The county's office vacancy rate ended the first quarter at 24 percent, according to Keegan & Coppin. The rate has risen almost every quarter since at least the summer of 2007, when it stood at nearly 17 percent.
Forty percent of Petaluma's 3.2 million-square-foot supply -- 1.2 million square feet -- were vacant at the end of March.
By comparison, Sonoma County has 13.8 million square feet of office space, 3.4 million square feet of it vacant.
Petaluma's inventory includes huge buildings built in the city's Telecom Valley days when tech companies filled business parks with hundreds of office workers and research and development staffers.
For such space today, "we've got a lot of supply and very little demand," said Josh Lindberg, an associate with Cushman & Wakefield, a commercial real estate brokerage in San Rafael.
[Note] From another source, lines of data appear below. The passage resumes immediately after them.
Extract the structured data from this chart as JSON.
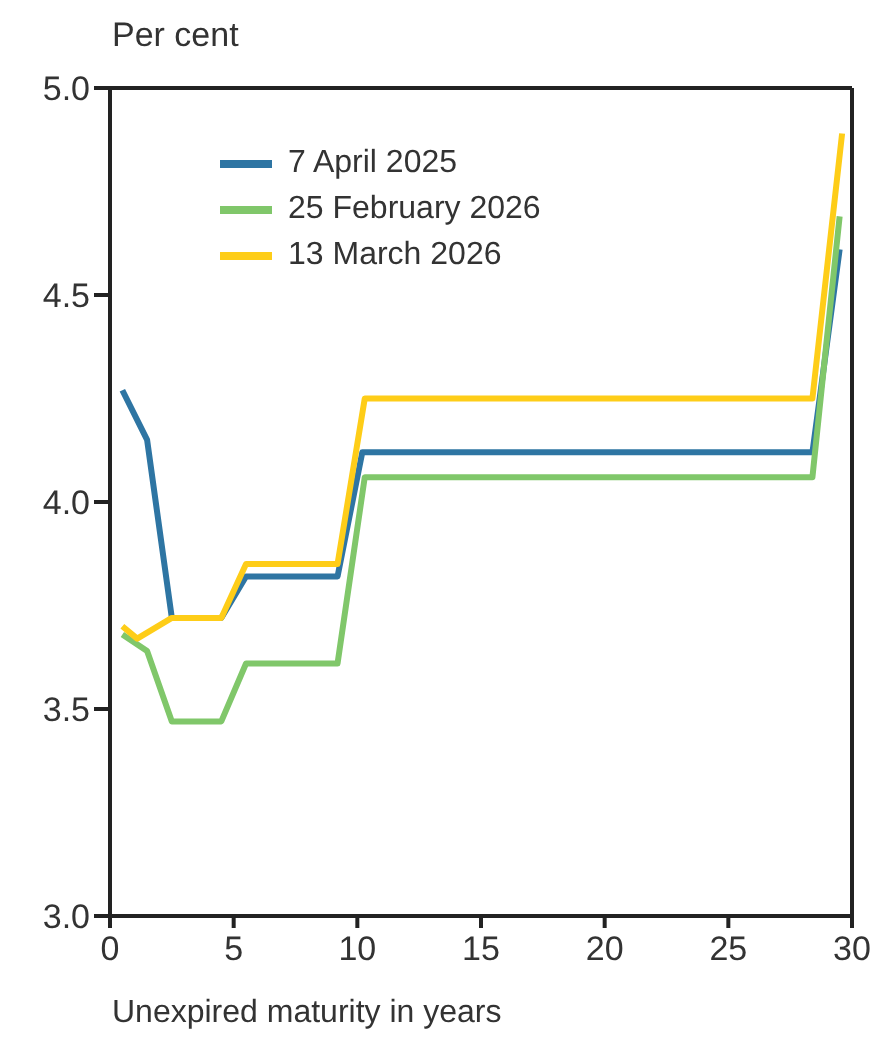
{
  "chart_data": {
    "type": "line",
    "ylabel": "Per cent",
    "xlabel": "Unexpired maturity in years",
    "xlim": [
      0,
      30
    ],
    "xticks": [
      0,
      5,
      10,
      15,
      20,
      25,
      30
    ],
    "ylim": [
      3.0,
      5.0
    ],
    "yticks": [
      {
        "value": 3.0,
        "label": "3.0"
      },
      {
        "value": 3.5,
        "label": "3.5"
      },
      {
        "value": 4.0,
        "label": "4.0"
      },
      {
        "value": 4.5,
        "label": "4.5"
      },
      {
        "value": 5.0,
        "label": "5.0"
      }
    ],
    "legend": "top left",
    "marker": "none",
    "series": [
      {
        "name": "7 April 2025",
        "color": "#2e75a3",
        "x": [
          0.5,
          1.5,
          2.5,
          4.5,
          5.5,
          9.2,
          10.2,
          28.4,
          29.5
        ],
        "values": [
          4.27,
          4.15,
          3.72,
          3.72,
          3.82,
          3.82,
          4.12,
          4.12,
          4.61
        ]
      },
      {
        "name": "25 February 2026",
        "color": "#80c76a",
        "x": [
          0.5,
          1.5,
          2.5,
          4.5,
          5.5,
          9.2,
          10.3,
          28.4,
          29.5
        ],
        "values": [
          3.68,
          3.64,
          3.47,
          3.47,
          3.61,
          3.61,
          4.06,
          4.06,
          4.69
        ]
      },
      {
        "name": "13 March 2026",
        "color": "#fecd18",
        "x": [
          0.5,
          1.1,
          2.5,
          4.5,
          5.5,
          9.2,
          10.3,
          28.4,
          29.6
        ],
        "values": [
          3.7,
          3.67,
          3.72,
          3.72,
          3.85,
          3.85,
          4.25,
          4.25,
          4.89
        ]
      }
    ]
  }
}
The picture looked considerably different in 2005 when the Chicago-based Equity Office Properties Trust became Sonoma County's largest commercial landlord. That year, the company paid Basin Street $263 million for 1.43 million square feet of North Bay office properties -- a price amounting to nearly $184 per square foot.
The purchase gave Equity Office a 33 percent share of Class A office space in the county and a 40-percent share in Marin County.
Today, a significant amount of that space remains empty. Five Equity Office buildings in Santa Rosa's Parkpoint business park are slated to be sold at a foreclosure auction this month in an effort to recover a debt pegged at $7.1 million.
Representatives for Equity Office were unavailable for comment.
Over the decades, Sonoma County has had employers with hundreds of employees in office parks and campus settings. They include Agilent Technologies, JDSU, State Farm Insurance and Medtronic.
Nonetheless, "we are a county of small businesses," said Ben Stone, executive director of the county's Economic Development board.
Prospects appear brighter for more modern Class A office space. Basin Street, which last summer moved its headquarters from Petaluma to Reno, completed a three-story, 63,000-square-foot office building last year on Round Barn Boulevard in Santa Rosa's high-end hillside Fountaingrove commercial office area.